Quebec campaigning begins as parties vie for majority
- 6 March 2014
- From the section US & Canada
Campaigning has begun in Quebec after Premier Pauline Marois dissolved the provincial legislature and called an election in an effort to win a majority for her Parti Quebecois.
The 7 April election comes as Ms Marois says the opposition has blocked key parts of PQ's agenda, including a charter of Quebec values.
The PQ has led a minority government since the 4 September 2012 election.
The Liberal Party led by Philippe Couillard also seeks a majority.
Running candidates, too, is the Coalition Avenir Quebec (CAQ), the third-largest party in the just-dissolved 40th Quebec Legislature.

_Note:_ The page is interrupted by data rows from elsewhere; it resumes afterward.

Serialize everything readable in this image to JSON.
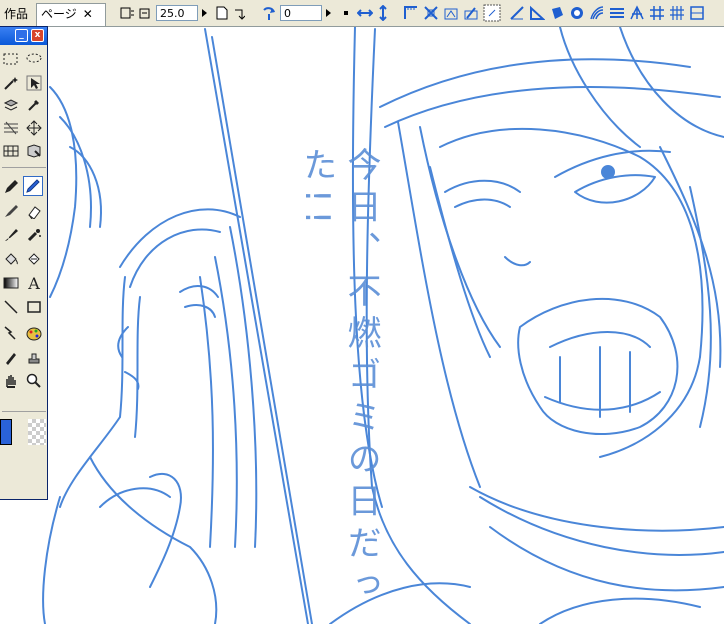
{
  "tabs": {
    "prev_label": "作品",
    "active_label": "ページ",
    "close_glyph": "✕"
  },
  "toolbar": {
    "zoom_value": "25.0",
    "rotate_value": "0"
  },
  "canvas": {
    "handwritten_text": "今日、不燃ゴミの日だった!!"
  },
  "palette": {
    "text_tool_glyph": "A",
    "minimize_glyph": "_",
    "close_glyph": "x"
  },
  "colors": {
    "drawing_color": "#2a62d8",
    "toolbar_bg": "#ece9d8",
    "title_blue": "#0a58d8"
  }
}
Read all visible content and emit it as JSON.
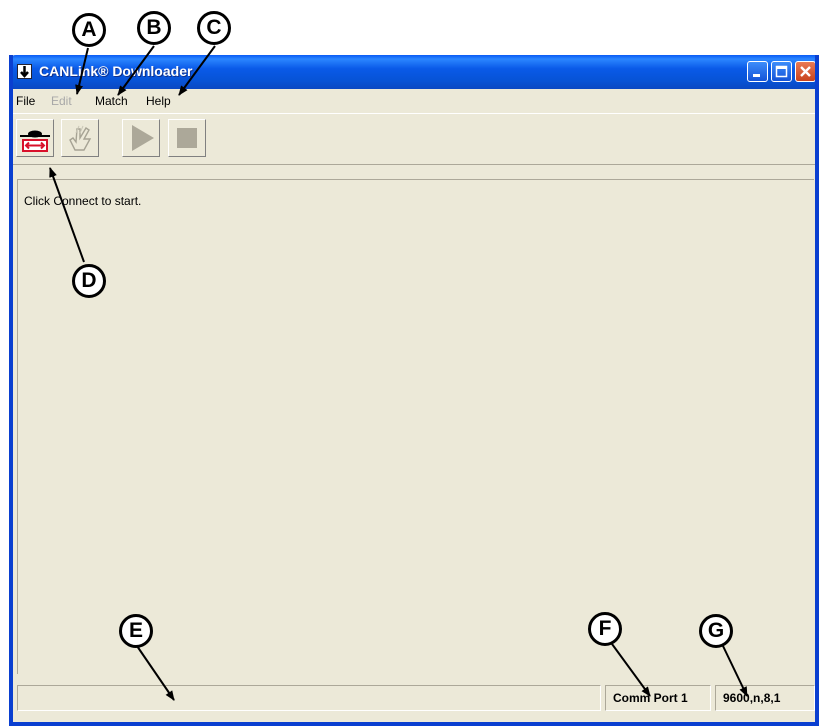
{
  "window": {
    "title": "CANLink® Downloader"
  },
  "menu": {
    "file": "File",
    "edit": "Edit",
    "match": "Match",
    "help": "Help"
  },
  "content": {
    "status_message": "Click Connect to start."
  },
  "statusbar": {
    "main_text": "",
    "port": "Comm Port 1",
    "baud": "9600,n,8,1"
  },
  "callouts": {
    "a": "A",
    "b": "B",
    "c": "C",
    "d": "D",
    "e": "E",
    "f": "F",
    "g": "G"
  },
  "icons": [
    "app-icon",
    "minimize-icon",
    "maximize-icon",
    "close-icon",
    "connect-icon",
    "select-icon",
    "play-icon",
    "stop-icon"
  ],
  "colors": {
    "titlebar": "#0753d6",
    "close": "#c9431c",
    "connect_red": "#d8102a",
    "window_bg": "#ece9d8"
  }
}
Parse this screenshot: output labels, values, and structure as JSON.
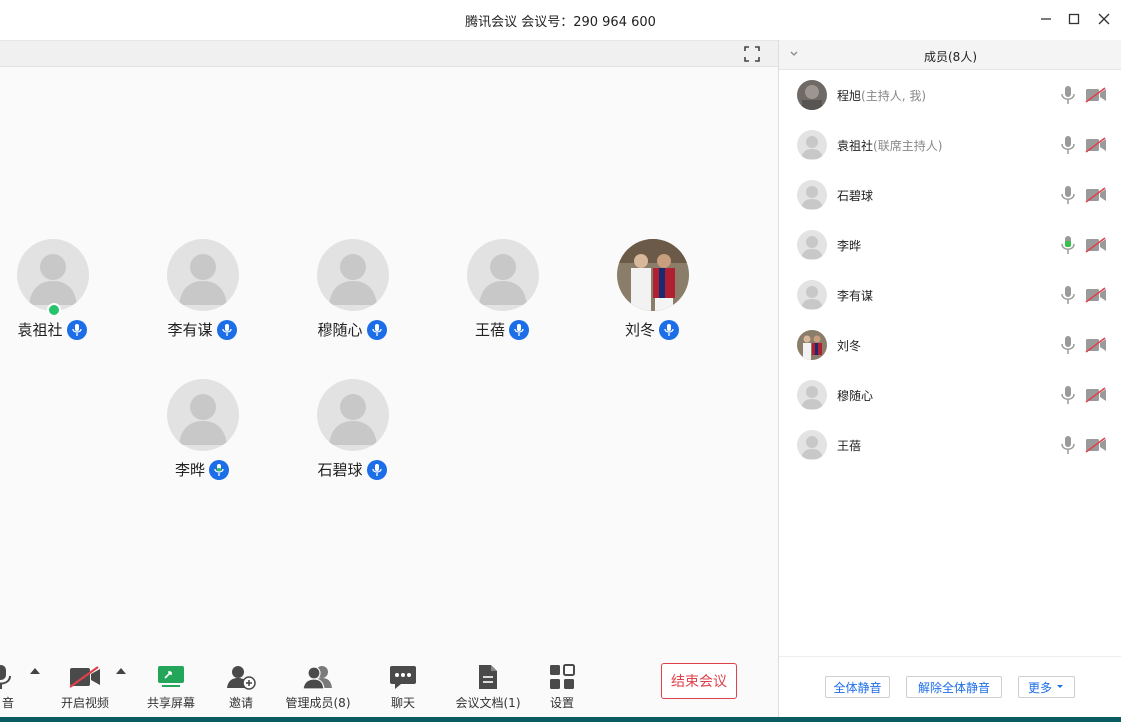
{
  "window": {
    "title": "腾讯会议 会议号：290 964 600",
    "minimize_icon": "minimize-icon",
    "maximize_icon": "maximize-icon",
    "close_icon": "close-icon"
  },
  "video_grid": {
    "participants": [
      {
        "name": "袁祖社",
        "avatar": "default",
        "host_badge": true
      },
      {
        "name": "李有谋",
        "avatar": "default",
        "host_badge": false
      },
      {
        "name": "穆随心",
        "avatar": "default",
        "host_badge": false
      },
      {
        "name": "王蓓",
        "avatar": "default",
        "host_badge": false
      },
      {
        "name": "刘冬",
        "avatar": "photo",
        "host_badge": false
      },
      {
        "name": "李晔",
        "avatar": "default",
        "host_badge": false
      },
      {
        "name": "石碧球",
        "avatar": "default",
        "host_badge": false
      }
    ]
  },
  "toolbar": {
    "mute_label": "音",
    "video_label": "开启视频",
    "share_label": "共享屏幕",
    "invite_label": "邀请",
    "manage_label": "管理成员(8)",
    "chat_label": "聊天",
    "docs_label": "会议文档(1)",
    "settings_label": "设置",
    "end_label": "结束会议"
  },
  "members_panel": {
    "title": "成员(8人)",
    "members": [
      {
        "name": "程旭",
        "role": "(主持人, 我)",
        "avatar": "photo-blur"
      },
      {
        "name": "袁祖社",
        "role": "(联席主持人)",
        "avatar": "default"
      },
      {
        "name": "石碧球",
        "role": "",
        "avatar": "default"
      },
      {
        "name": "李晔",
        "role": "",
        "avatar": "default",
        "speaking": true
      },
      {
        "name": "李有谋",
        "role": "",
        "avatar": "default"
      },
      {
        "name": "刘冬",
        "role": "",
        "avatar": "photo"
      },
      {
        "name": "穆随心",
        "role": "",
        "avatar": "default"
      },
      {
        "name": "王蓓",
        "role": "",
        "avatar": "default"
      }
    ],
    "mute_all_label": "全体静音",
    "unmute_all_label": "解除全体静音",
    "more_label": "更多"
  },
  "colors": {
    "accent": "#1c6ee8",
    "danger": "#e0414b",
    "speaking": "#35c24a",
    "host_badge": "#24c46a"
  }
}
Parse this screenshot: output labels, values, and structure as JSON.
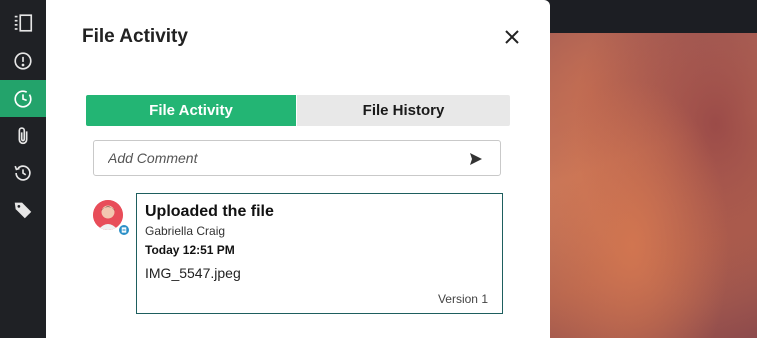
{
  "sidebar": {
    "items": [
      {
        "icon": "panel-list-icon",
        "active": false
      },
      {
        "icon": "alert-circle-icon",
        "active": false
      },
      {
        "icon": "clock-icon",
        "active": true
      },
      {
        "icon": "paperclip-icon",
        "active": false
      },
      {
        "icon": "history-icon",
        "active": false
      },
      {
        "icon": "tag-icon",
        "active": false
      }
    ],
    "active_color": "#23a36b"
  },
  "panel": {
    "title": "File Activity",
    "close_icon": "close-icon"
  },
  "tabs": [
    {
      "label": "File Activity",
      "active": true
    },
    {
      "label": "File History",
      "active": false
    }
  ],
  "comment": {
    "placeholder": "Add Comment",
    "value": "",
    "send_icon": "send-icon"
  },
  "activity": {
    "title": "Uploaded the file",
    "user": "Gabriella Craig",
    "time": "Today 12:51 PM",
    "file": "IMG_5547.jpeg",
    "version": "Version 1",
    "avatar_color": "#e84d59",
    "badge_color": "#2a8fc7"
  },
  "colors": {
    "accent": "#23b574",
    "card_border": "#1e5e5e"
  }
}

As she announced the new election on Wednesday, Ms Marois said Parti Quebecois had made great improvements to the province but was blocked from doing more by the opposition parties.
"The Liberals and the CAQ have only one goal, and that's to block," Ms Marois said, adding that included a recent budget plan.
"I'm asking you to give us the means to act. We have a plan and the team to make our plan succeed."
The campaign began immediately, with party leaders holding rallies on Wednesday evening.
Mr Couillard said it was "urgent" to change Quebec's "toxic government" and criticised Ms Marois' handling of the economy.
"Quebecers deserve better than the PQ when it comes to the economy," he said, according to the Montreal Gazette.
And Francois Legault of the CAQ said the Parti Quebecois was using the election for a sole purpose, Canadian broadcaster CBC reported.
"If anyone doubts why Marois is launching an election, she's been working to create an election that will focus on one issue, her famous charter of values," he said.
The Parti Quebecois says the proposed Charter of Quebec Values, as the law is named, promotes state neutrality on religion, including among those who work in the public sector.
It would ban public workers from wearing religious headwear, including Muslim scarves and Jewish skullcaps.
Its critics say it imposes on religious freedom and the federal government in Ottawa has suggested it could challenge the law in court.
Ms Marois has also promised to advance a referendum on Quebec independence if she feels there is sufficient support.